According to multiple sources familiar with U.S. Immigration proceedings, it’s finally payback time for those still sore about how things went down three decades ago with several once highly-visible members of the Detroit, Michigan Iraqi Christian community currently slated for deportation back to Baghdad. U.S. Federal Judge Mark Goldsmith will issue an order on the constitutionality of deporting droves of Iraqi natives back to a country where they could be violently persecuted for their religious beliefs later this month.

President Trump’s hardline stance towards clearing the country’s immigration backlog has swept up more than 1,000 Iraqi Christians with criminal records, hundreds coming from Detroit, including a number of them associated with a bitterly-fought battle of wills in the late 1980s and early 1990s between federal and local law enforcement and an Iraqi crime syndicate in Southeast Michigan sometimes loosely referred to as the Chaldean mob.

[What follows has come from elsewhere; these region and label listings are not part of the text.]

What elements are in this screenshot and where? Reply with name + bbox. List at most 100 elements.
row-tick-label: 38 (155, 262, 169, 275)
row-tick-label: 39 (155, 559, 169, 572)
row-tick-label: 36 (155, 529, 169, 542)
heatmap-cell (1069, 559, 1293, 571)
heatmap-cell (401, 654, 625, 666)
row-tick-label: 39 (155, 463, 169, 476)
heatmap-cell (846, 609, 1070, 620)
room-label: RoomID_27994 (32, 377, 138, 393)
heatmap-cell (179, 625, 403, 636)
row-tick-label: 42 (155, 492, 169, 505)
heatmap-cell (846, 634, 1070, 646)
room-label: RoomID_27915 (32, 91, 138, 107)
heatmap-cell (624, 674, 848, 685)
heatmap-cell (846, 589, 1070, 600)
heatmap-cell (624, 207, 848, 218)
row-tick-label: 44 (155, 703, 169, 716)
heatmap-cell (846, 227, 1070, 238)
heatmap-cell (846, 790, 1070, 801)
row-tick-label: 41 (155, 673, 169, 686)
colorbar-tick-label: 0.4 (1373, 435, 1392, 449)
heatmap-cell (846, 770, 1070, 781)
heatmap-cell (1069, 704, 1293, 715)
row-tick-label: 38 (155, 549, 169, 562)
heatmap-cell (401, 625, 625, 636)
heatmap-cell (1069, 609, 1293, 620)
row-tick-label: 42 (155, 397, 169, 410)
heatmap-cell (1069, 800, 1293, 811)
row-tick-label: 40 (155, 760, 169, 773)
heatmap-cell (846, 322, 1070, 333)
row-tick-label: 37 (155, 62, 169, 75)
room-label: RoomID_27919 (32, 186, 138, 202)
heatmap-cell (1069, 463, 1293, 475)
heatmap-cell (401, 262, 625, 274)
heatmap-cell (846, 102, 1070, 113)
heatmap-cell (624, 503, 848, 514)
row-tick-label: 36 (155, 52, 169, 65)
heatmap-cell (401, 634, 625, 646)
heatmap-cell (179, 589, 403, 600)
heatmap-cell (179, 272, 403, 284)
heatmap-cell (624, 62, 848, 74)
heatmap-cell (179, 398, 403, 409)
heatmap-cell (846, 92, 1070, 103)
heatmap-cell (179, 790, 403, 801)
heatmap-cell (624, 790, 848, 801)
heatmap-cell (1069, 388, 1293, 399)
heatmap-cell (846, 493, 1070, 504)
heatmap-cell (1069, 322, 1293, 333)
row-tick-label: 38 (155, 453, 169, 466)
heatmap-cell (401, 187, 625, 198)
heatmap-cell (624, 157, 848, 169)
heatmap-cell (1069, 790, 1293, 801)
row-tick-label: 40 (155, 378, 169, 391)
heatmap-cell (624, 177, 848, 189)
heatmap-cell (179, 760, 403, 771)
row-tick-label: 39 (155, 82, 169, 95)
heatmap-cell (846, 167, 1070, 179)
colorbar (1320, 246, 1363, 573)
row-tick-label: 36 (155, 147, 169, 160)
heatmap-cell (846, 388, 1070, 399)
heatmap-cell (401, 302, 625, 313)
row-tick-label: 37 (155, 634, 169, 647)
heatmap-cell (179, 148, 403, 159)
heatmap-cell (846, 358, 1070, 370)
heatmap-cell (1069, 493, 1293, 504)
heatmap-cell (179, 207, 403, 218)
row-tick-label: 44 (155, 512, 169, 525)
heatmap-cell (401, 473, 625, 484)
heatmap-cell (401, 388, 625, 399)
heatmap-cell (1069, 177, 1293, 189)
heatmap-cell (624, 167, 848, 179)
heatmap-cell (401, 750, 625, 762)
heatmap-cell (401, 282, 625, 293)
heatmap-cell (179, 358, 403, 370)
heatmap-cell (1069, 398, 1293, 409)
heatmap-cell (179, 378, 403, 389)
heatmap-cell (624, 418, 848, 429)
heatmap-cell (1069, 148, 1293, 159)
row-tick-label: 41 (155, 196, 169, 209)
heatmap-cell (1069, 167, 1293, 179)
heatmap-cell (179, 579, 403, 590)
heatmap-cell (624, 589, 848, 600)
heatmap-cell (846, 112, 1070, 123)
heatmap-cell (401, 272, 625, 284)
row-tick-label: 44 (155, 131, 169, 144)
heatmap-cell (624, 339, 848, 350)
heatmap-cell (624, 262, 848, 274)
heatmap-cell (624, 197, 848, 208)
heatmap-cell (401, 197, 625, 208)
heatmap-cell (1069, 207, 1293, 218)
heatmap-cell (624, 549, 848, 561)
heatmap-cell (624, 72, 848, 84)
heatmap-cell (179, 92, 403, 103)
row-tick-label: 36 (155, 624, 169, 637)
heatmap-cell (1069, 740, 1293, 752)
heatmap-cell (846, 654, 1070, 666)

Still-lingering tensions have caused some of the federal agents involved in working the Iraqi Christian beat back at that rocky period of time to push hard for certain former targets of theirs who they feel got off light in their respective punishments from the U.S. justice system to be the first of the native Iraqis to be returned to their unstable homeland, per sources.

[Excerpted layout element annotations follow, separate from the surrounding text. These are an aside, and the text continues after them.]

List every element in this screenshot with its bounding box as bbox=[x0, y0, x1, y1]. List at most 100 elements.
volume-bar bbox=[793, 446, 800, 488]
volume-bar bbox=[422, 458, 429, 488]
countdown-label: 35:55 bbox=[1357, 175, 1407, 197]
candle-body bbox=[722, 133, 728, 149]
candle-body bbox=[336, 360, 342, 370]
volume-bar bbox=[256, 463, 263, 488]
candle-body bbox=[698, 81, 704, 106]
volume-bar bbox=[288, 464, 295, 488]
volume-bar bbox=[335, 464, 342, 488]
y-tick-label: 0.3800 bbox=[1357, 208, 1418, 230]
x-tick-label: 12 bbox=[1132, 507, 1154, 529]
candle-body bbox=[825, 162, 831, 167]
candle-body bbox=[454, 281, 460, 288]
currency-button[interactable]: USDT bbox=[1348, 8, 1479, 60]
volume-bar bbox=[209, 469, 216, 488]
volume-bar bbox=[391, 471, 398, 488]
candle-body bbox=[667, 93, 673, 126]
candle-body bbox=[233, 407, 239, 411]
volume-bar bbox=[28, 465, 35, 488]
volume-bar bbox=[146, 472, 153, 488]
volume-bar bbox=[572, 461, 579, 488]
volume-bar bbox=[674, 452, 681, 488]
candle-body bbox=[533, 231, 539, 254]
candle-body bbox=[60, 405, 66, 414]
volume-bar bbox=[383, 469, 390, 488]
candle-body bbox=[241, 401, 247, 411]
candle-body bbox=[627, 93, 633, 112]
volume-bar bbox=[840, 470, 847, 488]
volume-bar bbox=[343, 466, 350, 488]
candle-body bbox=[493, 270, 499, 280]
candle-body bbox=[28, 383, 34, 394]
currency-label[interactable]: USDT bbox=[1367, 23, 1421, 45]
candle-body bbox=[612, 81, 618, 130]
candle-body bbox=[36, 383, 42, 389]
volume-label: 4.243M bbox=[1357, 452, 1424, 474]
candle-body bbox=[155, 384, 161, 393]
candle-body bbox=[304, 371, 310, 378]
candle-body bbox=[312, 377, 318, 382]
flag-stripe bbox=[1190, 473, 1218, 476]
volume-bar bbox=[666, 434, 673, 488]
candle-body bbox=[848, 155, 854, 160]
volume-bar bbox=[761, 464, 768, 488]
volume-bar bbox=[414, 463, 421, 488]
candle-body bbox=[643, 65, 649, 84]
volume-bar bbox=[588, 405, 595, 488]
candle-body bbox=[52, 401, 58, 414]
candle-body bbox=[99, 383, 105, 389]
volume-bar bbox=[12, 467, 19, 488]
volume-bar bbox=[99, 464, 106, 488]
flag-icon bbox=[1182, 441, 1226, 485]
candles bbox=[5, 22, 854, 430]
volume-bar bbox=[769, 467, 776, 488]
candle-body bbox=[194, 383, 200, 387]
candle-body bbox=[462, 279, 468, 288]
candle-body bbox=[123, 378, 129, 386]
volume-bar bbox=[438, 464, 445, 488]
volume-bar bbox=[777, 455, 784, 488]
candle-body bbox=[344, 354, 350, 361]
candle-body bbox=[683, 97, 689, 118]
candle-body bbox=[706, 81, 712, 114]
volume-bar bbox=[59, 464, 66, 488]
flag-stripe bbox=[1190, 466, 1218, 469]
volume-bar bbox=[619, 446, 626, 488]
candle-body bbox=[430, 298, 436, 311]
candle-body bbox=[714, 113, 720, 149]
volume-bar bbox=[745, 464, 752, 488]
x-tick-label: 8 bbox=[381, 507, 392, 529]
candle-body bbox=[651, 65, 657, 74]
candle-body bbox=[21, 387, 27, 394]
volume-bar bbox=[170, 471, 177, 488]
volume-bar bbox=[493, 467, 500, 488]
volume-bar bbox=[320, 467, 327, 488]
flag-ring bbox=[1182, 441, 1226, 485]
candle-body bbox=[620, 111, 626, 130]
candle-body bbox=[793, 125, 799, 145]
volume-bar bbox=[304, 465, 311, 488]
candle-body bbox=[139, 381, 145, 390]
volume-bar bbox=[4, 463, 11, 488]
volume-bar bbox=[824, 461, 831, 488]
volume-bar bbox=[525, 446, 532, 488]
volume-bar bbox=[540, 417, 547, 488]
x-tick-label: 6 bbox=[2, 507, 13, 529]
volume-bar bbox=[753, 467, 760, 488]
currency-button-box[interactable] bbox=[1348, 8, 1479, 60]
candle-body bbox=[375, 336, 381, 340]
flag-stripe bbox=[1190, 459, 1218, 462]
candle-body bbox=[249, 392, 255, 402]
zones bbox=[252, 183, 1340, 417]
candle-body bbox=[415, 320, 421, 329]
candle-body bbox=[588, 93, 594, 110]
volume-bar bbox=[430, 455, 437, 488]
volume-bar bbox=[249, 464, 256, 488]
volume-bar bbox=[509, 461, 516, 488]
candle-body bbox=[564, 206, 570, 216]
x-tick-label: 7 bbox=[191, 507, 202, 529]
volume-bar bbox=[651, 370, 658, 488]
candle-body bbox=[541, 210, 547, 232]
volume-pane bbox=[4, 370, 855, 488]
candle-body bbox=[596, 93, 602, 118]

“Things were incredibly tense, incredibly personal,” said one retired member of federal law enforcement of the poor relations that existed between the proverbial cops and crooks in that world back then. “They weren’t fond of us and we weren’t fond of them, there was never any love lost….. you were never ‘just doing your job,’ it was taken to a whole other degree. It was an extreme situation…in a lot of cases, things were on a very emotionally-wired level from both ends of the spectrum, everything was heightened. I’m talking to the point where there were rumors, stories from informants floating around about these guys putting murder contracts on the heads of the police and similar rumblings that the police and prosecutors were putting murder contracts on the heads of some of the bigger fish we were after. That entire coke era in Detroit was insane and this was a slice of it. When you’re talking about cops, feds, these are the type of people with long-term memories and grudges they don’t let go of. Some people still want to jam these guys for that stuff and Trump has given them the opportunity.”

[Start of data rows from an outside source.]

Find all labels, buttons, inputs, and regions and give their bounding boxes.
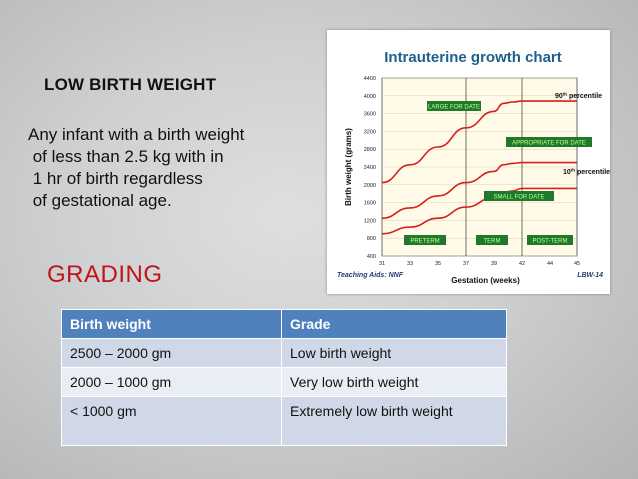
region-label-box: [427, 101, 481, 111]
y-tick-label: 4000: [364, 94, 376, 100]
table-cell-birth-weight: 2500 – 2000 gm: [61, 338, 282, 368]
percentile-curve-1: [381, 161, 577, 219]
x-tick-label: 35: [435, 261, 441, 267]
x-tick-label: 31: [379, 261, 385, 267]
y-tick-label: 2400: [364, 165, 376, 171]
y-tick-label: 2800: [364, 147, 376, 153]
region-label-text: PRETERM: [410, 238, 439, 244]
definition-line: of gestational age.: [28, 191, 172, 210]
region-label-box: [476, 235, 508, 245]
region-label-box: [404, 235, 446, 245]
percentile-label: 90th percentile: [555, 92, 602, 101]
region-label: POST-TERM: [527, 235, 573, 245]
growth-chart-card: Intrauterine growth chart LARGE FOR DATE…: [327, 30, 610, 294]
y-tick-label: 1200: [364, 218, 376, 224]
y-tick-label: 800: [367, 236, 376, 242]
table-cell-birth-weight: 2000 – 1000 gm: [61, 367, 282, 397]
region-label: PRETERM: [404, 235, 446, 245]
y-tick-label: 2000: [364, 183, 376, 189]
definition-text: Any infant with a birth weight of less t…: [28, 124, 328, 212]
region-label-text: APPROPRIATE FOR DATE: [512, 140, 586, 146]
percentile-curve-2: [381, 187, 577, 235]
region-label: APPROPRIATE FOR DATE: [506, 137, 592, 147]
x-axis-label: Gestation (weeks): [451, 276, 520, 285]
grading-heading: GRADING: [47, 261, 163, 288]
definition-line: 1 hr of birth regardless: [28, 169, 203, 188]
region-label-text: TERM: [484, 238, 501, 244]
grading-table: Birth weight Grade 2500 – 2000 gm Low bi…: [61, 309, 507, 446]
x-tick-label: 37: [463, 261, 469, 267]
table-cell-birth-weight: < 1000 gm: [61, 396, 282, 446]
region-label: TERM: [476, 235, 508, 245]
y-axis-label: Birth weight (grams): [344, 128, 353, 206]
y-tick-label: 3200: [364, 129, 376, 135]
x-tick-label: 39: [491, 261, 497, 267]
region-label-text: POST-TERM: [532, 238, 567, 244]
region-label-text: SMALL FOR DATE: [493, 194, 544, 200]
region-label-box: [484, 191, 554, 201]
y-tick-label: 1600: [364, 201, 376, 207]
x-tick-label: 44: [547, 261, 553, 267]
table-header-row: Birth weight Grade: [61, 309, 507, 339]
region-label-text: LARGE FOR DATE: [428, 104, 480, 110]
table-row: 2500 – 2000 gm Low birth weight: [61, 338, 507, 368]
region-label: SMALL FOR DATE: [484, 191, 554, 201]
y-tick-label: 4400: [364, 76, 376, 82]
chart-footer-left: Teaching Aids: NNF: [337, 272, 404, 279]
definition-line: of less than 2.5 kg with in: [28, 147, 224, 166]
chart-title: Intrauterine growth chart: [384, 49, 562, 66]
percentile-curve-0: [381, 100, 577, 184]
percentile-label: 10th percentile: [563, 168, 610, 177]
y-tick-label: 400: [367, 254, 376, 260]
table-row: 2000 – 1000 gm Very low birth weight: [61, 367, 507, 397]
table-cell-grade: Extremely low birth weight: [281, 396, 507, 446]
growth-chart: Intrauterine growth chart LARGE FOR DATE…: [337, 49, 610, 285]
table-cell-grade: Very low birth weight: [281, 367, 507, 397]
x-tick-label: 45: [574, 261, 580, 267]
table-header-birth-weight: Birth weight: [61, 309, 282, 339]
table-cell-grade: Low birth weight: [281, 338, 507, 368]
region-label: LARGE FOR DATE: [427, 101, 481, 111]
region-label-box: [506, 137, 592, 147]
x-tick-label: 33: [407, 261, 413, 267]
region-label-box: [527, 235, 573, 245]
slide-title: LOW BIRTH WEIGHT: [44, 75, 217, 94]
table-row: < 1000 gm Extremely low birth weight: [61, 396, 507, 446]
table-header-grade: Grade: [281, 309, 507, 339]
chart-footer-right: LBW-14: [577, 272, 603, 279]
x-tick-label: 42: [519, 261, 525, 267]
y-tick-label: 3600: [364, 112, 376, 118]
definition-line: Any infant with a birth weight: [28, 125, 245, 144]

Guys like Lou Akrawi (seen above).

Lou Akrawi, the 69-year old reputed one-time Godfather of the Iraqi Christian community in Metro Detroit, was detained in May, just 16 months after he got out of state prison where he served a 20-year sentence for manslaughter. When he left Baghdad for America in 1968, Akrawi, an admitted communist and socialist, was marked for death by Saddam Hussein’s Baath Party and the Iraqi government for his part in a political coup and a failed assassination of Hussein in the months following the Baathists assuming power in the country.

Until late this week, the barrel-chested and famously-outspoken Akrawi had been on a hunger strike from his detention facility in Arizona since June 28, protesting his deportation and the fact that he was being isolated from the other Iraqi Christians in the facility. On Thursday, after more than two weeks without food or water, Akrawi, more than 20 pounds the lighter in weight, agreed at a court hearing to hydrate and consume daily vitamin supplements.

According to FBI and DEA records, from the 1970s into the 1990s Akrawi headed a vast network of Iraqi Christian criminals based in Northwest Detroit and the surrounding suburbs, with considerable interests in the area’s drug, gambling and extortion markets. His swaggering and handsome 25-year old nephew, surrogate son and alleged street boss, Harry Kalasho, was slain in a gangland hit in the winter of 1989.

Shortly after Kalasho was killed, Akrawi was indicted for racketeering and narcotics trafficking in state court along with Kalasho’s crew. While Akrawi was acquitted at trial in the case, the Kalasho crew was all convicted and received long prison sentences. Akrawi went away in 1996, held responsible for the death of an innocent bystander in a grocery-store shooting that Wayne County prosecutors put at Akrawi’s doorstep for ordering in retaliation for an attempt on his life the day prior. Since his release from state custody in late February 2016, Akrawi had been living quietly with his sister in Bloomfield Twp., Michigan, right outside of Detroit, and spending most of his time with his sons and grandsons at his eldest son’s espresso bar and café in Macomb County.

A pair of former Kalasho lieutenants Najah (Jaguar Nick) Konja and Hatum (Black Tim) Zakar were also recently detained and are scheduled to be deported with Akrawi. Konja and Zakar did 20 years in prison apiece and had been living on the straight-and-narrow in Metro Detroit over the last decade since their respective releases from prison. Another Kalasho confidant, Basam (Little Basil) Jarges, was deported back to Iraq eight years ago in the wake of finishing up his prison term and today lives in Dubai.